Lately I’ve been thinking more about myself in terms of how I approach my interests. For varying reasons, my gaming has become more and more sporadic, and have been finding myself in a consistent mood for JRPGs. I may not find them the most well executed games most often, but they’ve been the most enjoyable for what I’ve been looking for.
On the daily life side of things, programming has been something I do because I like the way I’m able to create with it, and how I’m able to solve problems. There’s a sense of satisfaction that comes from, say, adding a new feature to The VG Press, or cutting a two hour job down to a two minute one with a clever script.
SteelAttack sparked the thoughts with this post,
What pains me to an extent is watching people like you guys, who I have grown to care about and appreciate, get somewhat worked up because of statements like these, giving them credence when they don’t deserve it, and generally considering them journalists just because they happen to write about games.
By focusing on the conviction of our responses, it highlighted how little conviction I really had. Videogames, more than ever, have become a source of relaxation. I’ve come to have more passion about the community than the games, because that’s where the energy is.

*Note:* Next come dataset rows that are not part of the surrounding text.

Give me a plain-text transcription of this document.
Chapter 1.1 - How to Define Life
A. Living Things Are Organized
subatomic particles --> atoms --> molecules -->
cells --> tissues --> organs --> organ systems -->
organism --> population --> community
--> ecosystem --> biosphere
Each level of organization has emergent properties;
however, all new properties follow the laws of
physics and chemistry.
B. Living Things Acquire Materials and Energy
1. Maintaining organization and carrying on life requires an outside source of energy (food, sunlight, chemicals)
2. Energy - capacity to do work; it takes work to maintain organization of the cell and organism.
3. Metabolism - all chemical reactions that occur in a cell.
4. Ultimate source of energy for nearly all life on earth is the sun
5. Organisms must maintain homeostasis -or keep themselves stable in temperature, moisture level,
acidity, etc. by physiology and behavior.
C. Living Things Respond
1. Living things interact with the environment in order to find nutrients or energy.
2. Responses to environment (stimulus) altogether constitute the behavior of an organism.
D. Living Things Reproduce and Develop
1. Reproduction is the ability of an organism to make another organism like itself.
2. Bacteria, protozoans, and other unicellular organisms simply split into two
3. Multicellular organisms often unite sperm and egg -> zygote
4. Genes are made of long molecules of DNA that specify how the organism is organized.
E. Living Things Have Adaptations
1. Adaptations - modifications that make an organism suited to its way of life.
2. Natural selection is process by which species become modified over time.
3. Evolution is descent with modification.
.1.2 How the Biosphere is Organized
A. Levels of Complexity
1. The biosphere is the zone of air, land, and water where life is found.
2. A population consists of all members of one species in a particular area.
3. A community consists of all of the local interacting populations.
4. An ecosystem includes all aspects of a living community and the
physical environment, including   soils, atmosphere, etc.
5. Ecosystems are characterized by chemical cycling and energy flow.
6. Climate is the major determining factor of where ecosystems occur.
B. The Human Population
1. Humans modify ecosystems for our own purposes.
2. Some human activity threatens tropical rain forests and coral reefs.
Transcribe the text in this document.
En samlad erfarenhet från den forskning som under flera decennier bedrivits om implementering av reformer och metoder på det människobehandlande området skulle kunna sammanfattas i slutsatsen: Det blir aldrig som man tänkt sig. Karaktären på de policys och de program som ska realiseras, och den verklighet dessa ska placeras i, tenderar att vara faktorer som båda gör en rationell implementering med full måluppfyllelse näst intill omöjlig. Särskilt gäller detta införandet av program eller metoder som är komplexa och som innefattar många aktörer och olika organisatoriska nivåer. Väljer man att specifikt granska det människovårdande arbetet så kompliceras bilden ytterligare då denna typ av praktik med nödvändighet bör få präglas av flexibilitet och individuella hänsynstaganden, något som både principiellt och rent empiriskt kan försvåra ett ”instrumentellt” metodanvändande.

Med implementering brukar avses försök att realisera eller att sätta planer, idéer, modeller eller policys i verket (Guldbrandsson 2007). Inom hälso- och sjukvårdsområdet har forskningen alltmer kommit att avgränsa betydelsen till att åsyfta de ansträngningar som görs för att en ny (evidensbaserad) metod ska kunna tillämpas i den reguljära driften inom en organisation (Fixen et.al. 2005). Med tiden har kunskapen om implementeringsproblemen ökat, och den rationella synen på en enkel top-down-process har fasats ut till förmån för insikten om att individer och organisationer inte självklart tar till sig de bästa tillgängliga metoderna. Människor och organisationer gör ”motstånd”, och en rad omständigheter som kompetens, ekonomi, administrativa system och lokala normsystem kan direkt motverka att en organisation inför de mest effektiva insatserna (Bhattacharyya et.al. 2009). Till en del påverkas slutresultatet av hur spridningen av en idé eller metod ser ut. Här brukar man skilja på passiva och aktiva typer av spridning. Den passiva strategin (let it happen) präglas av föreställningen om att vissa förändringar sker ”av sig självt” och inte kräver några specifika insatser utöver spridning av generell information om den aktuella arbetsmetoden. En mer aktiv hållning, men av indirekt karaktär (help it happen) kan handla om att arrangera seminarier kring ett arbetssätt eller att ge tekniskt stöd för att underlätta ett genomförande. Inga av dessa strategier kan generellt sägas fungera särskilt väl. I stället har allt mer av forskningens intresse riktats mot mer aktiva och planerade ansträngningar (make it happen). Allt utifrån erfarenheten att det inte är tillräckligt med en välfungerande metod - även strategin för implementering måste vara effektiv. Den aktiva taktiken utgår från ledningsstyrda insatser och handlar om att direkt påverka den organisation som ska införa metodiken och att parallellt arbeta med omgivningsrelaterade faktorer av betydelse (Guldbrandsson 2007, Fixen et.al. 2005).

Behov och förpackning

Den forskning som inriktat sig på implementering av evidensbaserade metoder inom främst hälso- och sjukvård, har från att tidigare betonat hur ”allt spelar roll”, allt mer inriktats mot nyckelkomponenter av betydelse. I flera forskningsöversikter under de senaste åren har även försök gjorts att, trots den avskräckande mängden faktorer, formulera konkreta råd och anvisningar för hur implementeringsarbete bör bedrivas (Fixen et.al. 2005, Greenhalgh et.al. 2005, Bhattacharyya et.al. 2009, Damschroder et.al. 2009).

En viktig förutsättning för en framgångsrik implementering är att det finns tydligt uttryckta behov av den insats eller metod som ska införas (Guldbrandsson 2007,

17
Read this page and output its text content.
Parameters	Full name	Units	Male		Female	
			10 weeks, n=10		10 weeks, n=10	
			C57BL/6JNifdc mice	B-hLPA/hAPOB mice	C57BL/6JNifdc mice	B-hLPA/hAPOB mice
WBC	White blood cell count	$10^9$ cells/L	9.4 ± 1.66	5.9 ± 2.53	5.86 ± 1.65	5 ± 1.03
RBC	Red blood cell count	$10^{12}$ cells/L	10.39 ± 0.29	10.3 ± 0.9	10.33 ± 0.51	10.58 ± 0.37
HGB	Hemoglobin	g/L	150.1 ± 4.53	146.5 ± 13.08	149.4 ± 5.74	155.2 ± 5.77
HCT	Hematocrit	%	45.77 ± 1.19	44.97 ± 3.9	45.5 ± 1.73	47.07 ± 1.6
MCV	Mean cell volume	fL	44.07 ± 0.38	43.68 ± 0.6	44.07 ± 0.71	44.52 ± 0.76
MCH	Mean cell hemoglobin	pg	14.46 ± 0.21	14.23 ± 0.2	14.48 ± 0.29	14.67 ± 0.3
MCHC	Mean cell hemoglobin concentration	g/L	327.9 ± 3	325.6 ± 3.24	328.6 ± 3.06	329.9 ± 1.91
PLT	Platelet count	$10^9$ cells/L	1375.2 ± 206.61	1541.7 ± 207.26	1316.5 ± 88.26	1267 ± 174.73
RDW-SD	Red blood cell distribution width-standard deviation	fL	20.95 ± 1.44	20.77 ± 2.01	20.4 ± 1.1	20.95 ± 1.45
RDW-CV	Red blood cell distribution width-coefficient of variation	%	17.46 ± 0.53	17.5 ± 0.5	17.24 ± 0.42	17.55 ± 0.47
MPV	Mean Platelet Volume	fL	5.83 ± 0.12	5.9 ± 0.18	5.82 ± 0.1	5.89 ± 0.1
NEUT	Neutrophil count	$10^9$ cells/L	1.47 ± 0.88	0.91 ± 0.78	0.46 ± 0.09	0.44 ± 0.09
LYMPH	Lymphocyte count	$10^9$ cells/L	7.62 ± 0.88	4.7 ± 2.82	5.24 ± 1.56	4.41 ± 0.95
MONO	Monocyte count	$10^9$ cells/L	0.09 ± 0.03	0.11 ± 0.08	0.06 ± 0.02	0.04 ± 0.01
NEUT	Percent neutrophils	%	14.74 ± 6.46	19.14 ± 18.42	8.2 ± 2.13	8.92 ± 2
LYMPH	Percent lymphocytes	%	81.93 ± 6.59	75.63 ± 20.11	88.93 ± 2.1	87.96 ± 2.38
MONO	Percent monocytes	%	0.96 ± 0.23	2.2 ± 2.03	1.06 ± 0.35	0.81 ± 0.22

In programming, there is a consistent theme of how programmers have to be passionate about their trade. If you’re not passionate about programming, you need to get out of the field! It’s no an uncommon train of thought, that it has to be your world to succeed.
Simply put, though, I don’t want passion. I’ve had problems with stress for a long time. Pressure situations, though I don’t think it translates to outward appearance, are too much. I burned out on chess in the same way, and simply put, it doesn’t make you any better. You can have all the passion in the world for programming and still be a lousy employee; you can love games more than anyone and still be miserable to be around; you can dedicate your life to one cause and get absolutely no where.
Giving an honest effort, certainly. But I find I’m doing just fine with laid back old me. I don’t think I have many detractors at The VG Press, I can still be as happy as ever playing Sakura Wars, and I seem to be getting pretty consistent praise at work for doing what I considered par the course. Passion? I passionately deny it.